Spacecom signed a $195 million contract with IAI for the Amos 6 satellite in 2012, and the new craft was supposed to replace the aging Amos 2 launched on a Soyuz rocket in 2003.

Opher Doron, general manager of IAI’s space division, said in an interview before Thursday’s mishap that the Amos 6 spacecraft weighed nearly 11,600 pounds — 5,250 kilograms — with a full tank of propellant, making it the largest and heaviest satellite ever produced in Israel.

Eutelsat and Facebook leased a portion of Amos 6’s communications payload to provide broadband Internet access across sub-Saharan Africa, part of an initiative by the social media company to connect the developing world.
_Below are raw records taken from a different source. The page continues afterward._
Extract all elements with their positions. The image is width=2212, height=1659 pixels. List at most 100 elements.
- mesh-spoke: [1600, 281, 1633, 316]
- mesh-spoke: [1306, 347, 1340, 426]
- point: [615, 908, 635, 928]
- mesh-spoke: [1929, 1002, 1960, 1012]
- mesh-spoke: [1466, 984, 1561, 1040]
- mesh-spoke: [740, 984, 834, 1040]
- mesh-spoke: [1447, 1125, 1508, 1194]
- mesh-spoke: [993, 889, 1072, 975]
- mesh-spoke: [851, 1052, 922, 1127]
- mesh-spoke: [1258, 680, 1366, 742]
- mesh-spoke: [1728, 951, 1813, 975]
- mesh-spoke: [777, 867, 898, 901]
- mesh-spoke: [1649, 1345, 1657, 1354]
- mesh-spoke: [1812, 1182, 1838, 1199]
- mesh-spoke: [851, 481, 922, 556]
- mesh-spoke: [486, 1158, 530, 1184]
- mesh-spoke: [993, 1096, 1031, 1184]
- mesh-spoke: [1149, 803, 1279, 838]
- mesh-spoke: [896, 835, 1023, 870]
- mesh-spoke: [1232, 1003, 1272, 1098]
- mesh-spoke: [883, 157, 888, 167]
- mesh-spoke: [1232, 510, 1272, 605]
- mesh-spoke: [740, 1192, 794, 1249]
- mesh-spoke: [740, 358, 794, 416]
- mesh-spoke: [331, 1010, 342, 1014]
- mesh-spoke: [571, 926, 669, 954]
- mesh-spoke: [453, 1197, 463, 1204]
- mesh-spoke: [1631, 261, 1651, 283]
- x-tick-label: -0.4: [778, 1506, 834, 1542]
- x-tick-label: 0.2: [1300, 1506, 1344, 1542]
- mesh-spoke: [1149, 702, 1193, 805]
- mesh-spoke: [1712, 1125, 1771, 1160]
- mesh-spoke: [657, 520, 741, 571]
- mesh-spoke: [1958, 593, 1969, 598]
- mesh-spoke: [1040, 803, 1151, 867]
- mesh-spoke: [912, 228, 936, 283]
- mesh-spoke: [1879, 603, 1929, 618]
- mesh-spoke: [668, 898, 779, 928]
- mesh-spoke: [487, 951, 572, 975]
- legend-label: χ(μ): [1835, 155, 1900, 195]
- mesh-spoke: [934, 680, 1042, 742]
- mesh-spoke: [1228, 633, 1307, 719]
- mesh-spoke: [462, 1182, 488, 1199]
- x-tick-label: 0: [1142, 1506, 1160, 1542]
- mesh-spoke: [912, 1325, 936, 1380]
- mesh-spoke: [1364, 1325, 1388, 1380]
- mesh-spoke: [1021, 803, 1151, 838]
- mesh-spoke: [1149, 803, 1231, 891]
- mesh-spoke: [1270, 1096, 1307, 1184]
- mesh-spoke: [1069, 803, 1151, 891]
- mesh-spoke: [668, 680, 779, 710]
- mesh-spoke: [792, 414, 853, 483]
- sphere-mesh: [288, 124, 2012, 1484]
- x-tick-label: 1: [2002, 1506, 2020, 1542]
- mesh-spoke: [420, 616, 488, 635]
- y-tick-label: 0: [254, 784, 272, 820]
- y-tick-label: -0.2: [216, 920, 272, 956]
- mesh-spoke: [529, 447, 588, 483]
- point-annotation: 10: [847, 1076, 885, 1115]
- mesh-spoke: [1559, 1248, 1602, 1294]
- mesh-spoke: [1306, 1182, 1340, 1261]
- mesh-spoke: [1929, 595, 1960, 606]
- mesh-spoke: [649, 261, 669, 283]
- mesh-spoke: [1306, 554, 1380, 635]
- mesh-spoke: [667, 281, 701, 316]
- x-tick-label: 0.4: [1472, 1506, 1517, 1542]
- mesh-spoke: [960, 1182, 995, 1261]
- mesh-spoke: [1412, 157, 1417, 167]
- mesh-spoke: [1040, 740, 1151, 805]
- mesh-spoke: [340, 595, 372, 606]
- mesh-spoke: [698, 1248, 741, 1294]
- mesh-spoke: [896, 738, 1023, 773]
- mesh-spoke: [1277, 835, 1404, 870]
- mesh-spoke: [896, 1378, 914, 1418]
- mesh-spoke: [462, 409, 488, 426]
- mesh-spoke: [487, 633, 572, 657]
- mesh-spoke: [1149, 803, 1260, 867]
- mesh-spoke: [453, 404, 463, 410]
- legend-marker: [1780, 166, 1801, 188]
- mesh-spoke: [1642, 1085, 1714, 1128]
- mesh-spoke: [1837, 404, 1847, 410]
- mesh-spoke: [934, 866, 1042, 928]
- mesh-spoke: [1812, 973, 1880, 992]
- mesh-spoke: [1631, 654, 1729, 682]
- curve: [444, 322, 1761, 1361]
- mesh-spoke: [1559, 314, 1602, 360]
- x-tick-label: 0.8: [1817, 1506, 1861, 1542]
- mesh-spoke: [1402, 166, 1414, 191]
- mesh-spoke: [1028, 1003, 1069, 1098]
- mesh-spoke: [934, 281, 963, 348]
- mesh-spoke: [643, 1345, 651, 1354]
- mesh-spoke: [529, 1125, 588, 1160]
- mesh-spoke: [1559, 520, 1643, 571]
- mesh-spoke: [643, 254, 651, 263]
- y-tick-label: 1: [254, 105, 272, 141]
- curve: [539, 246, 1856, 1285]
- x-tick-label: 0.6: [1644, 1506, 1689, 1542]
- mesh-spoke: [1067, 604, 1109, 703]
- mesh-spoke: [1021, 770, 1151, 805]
“As I’m here in Africa, I’m deeply disappointed to hear that SpaceX’s launch failure destroyed our satellite that would have provided connectivity to so many entrepreneurs and everyone else across the continent,” wrote Mark Zuckerberg, Facebook’s founder and CEO, in a post to his social media site Thursday.

“Fortunately, we have developed other technologies like Aquila that will connect people as well,” Zuckerberg wrote, referring to a solar-powered high-altitude drone developed to beam Internet signals down to Earth. “We remain committed to our mission of connecting everyone, and we will keep working until everyone has the opportunities this satellite would have provided.”

Spacecom has not confirmed whether the spacecraft was fully insured for a total loss before liftoff.

Two industry sources familiar with space insurance arrangements for Falcon 9 launches said standard satellite insurance policies should likely cover risks to the spacecraft during SpaceX’s static fire test.

SpaceX has always conducted a customary “static fire” test before each launch, using it as a rehearsal for the launch team and as a way to verify the rocket and ground systems are ready. In 2014, SpaceX started regularly executing the static fire tests with the rocket’s payload on-board, first with Dragon cargo capsules heading to the space station, then with commercial satellites.